It would have been impossible to achieve the fast, efficient and
hardcopy-less (i.e. cheap) submission - review - notification cycle
without an electronic conference management system like START. START
is a relatively mature and stable system and the support is
adequate. However, we did experience a number of problems with and
shortcomings of START in the version we used. We add an appendix to
this report, written by the local ACL-04 START system maintainer, Guy
De Pauw, which may be of interest to future users of the software. One
START-related problem the software was not to blame for is that we
chose to host the system at a local machine at the University of
Antwerp. This created major problems at a crucial moment (area chairs
sending out review information to reviewers) because of a sudden,
badly communicated, change in the network security set-up of the
University of Antwerp (disallowing use of mail servers except from a
limited trusted set). We were also threatened a few times by power
cuts, which fortunately didn't affect the procedure. Therefore our
advice would be to use START preferably hosted at a softconf.com
server, as suggested by softconf itself.



APPENDIX:

Feedback about START:

* Submission

. The 'Submission Report' could perhaps point out that the
registration information is also sent through e-mail

. It would be good if authors can be forced to select at least one
keyword

. Perhaps an (optional) checkbox can be included: 'This paper is under
consideration for other conferences' yes/no

. It is now possible to submit without actually submitting an actual
file. It would be useful to be able to make the file submission field
a mandatory field. In any case: if no paper is being submitted, the
confirmation should not read 'We successfully received your submission
to...'

. It is possible to submit after the deadline if you open submit.html
before the deadline closes

. It would be useful if an archive of all submitted papers can be
created, similar to the "make archive" for final submissions

* Reviewing

. After submitting a review, a link to the list of papers to be
reviewed would be handy

. In the review form, you can use both 'Upload Comments File' as well
as 'Enter Comments Here' at the same time. Please indicate that the
'enter comments here' box is the default

. In the review form, it would be handy to be able to add a short
piece of information for each evaluation category

. It is possible to access abstracts of submissions that one hasn't
been assigned to review, by manipulating ID-numbers in the assignment
URLs

. When an author contacts you to withdraw a paper, you can delete it
from the system. But when you want to contact the reviewers who had
been assigned to that paper, it is not possible anymore to retrieve
this information.

. One user commented on the location of the buttons on the review
form.  He noted that the buttons for accept and clear are the "wrong
way round" and that "Where the clear button is is on most Windows
applications the OK button!!!"

. One of the track administrators decided to access all the reviews by
using a wget operation. This process also accessed the "delete
reviews" link, thereby effectively deleting all the reviews. Perhaps
there should be some kind of confirmation before reviews can be
deleted

. It would be useful if start can automatically extract a spreadsheet
with the reviewers/secondary reviewers, possible associated with
tracks/papers

* Tracks

. Using a conference with tracks can get very complicated. It should
be made possible that Program committee members added by track chairs
are also added centrally.

. Some dedicated program committee page would be handy that indicates
for each author in which tracks they are reviewing.

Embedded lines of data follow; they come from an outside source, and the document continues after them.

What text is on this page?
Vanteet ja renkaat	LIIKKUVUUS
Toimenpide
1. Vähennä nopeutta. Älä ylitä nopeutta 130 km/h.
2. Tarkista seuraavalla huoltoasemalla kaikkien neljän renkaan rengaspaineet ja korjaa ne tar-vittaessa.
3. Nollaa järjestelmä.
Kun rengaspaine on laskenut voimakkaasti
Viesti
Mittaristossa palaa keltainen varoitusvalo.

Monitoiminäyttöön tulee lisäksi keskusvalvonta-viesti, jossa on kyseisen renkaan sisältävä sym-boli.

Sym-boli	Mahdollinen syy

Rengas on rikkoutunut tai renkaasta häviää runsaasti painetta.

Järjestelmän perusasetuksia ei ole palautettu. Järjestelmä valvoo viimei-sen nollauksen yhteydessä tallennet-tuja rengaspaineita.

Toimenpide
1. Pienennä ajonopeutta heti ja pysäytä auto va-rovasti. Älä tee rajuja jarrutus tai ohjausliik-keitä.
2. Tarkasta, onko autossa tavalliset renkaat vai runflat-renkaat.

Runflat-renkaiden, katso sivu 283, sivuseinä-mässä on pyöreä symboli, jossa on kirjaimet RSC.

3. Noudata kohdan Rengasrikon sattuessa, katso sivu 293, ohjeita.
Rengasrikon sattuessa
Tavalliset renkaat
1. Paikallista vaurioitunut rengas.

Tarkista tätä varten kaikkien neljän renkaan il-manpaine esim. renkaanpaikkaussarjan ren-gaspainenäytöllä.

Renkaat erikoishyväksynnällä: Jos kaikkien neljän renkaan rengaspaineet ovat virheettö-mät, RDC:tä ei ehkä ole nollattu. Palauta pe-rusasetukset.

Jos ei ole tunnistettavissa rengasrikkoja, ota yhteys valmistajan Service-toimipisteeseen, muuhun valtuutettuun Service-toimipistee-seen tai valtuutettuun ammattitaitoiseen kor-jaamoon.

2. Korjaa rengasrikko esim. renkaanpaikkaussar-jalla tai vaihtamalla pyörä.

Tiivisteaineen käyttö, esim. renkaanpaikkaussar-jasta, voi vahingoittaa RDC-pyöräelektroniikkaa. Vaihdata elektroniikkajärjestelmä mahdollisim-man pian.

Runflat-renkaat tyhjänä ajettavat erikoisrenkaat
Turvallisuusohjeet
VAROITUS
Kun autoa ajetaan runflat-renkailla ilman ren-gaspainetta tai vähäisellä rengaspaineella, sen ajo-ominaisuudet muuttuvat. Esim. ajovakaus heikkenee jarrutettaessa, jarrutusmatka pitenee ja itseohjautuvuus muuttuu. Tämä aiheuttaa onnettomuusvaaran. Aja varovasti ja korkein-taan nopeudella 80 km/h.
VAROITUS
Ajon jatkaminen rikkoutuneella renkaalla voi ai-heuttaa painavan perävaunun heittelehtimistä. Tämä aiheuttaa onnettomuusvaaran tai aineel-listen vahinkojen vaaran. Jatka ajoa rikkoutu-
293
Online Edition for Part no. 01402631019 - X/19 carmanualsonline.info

. It would also be handy if the number of reviews per author can be
viewed centrally (especially for authors who are reviewing in several
tracks at once).

. 1 reviewer assigned to different tracks gets different review
assignment e-mails. This often confuses them. It would be useful if a
reviewer can slogin centrally and still get to see all the reviews
he's doing (for different tracks)

. In a track-based conference, it would be useful to classify incoming
papers by default in a temporary track and not yet in one of the
actual tracks

. Review Progress seems to be broken centrally. If you want a correct
overview of review progress per reviewer, you have to do this on a
track by track basis

* General Management

. From the different setup pages, there should be a direct link back
to the Manager's Console at the top and bottom of the page

. Many users (authors, program committee members, ...) lose their
password. It would be handy to have a password retrieval
option. Perhaps an option for the manager's console: get personal
information for a given account name/ e-mail address, paper number,
...

. Start was not able to process an (admittedly weird) e-mail address
containing a "+" sign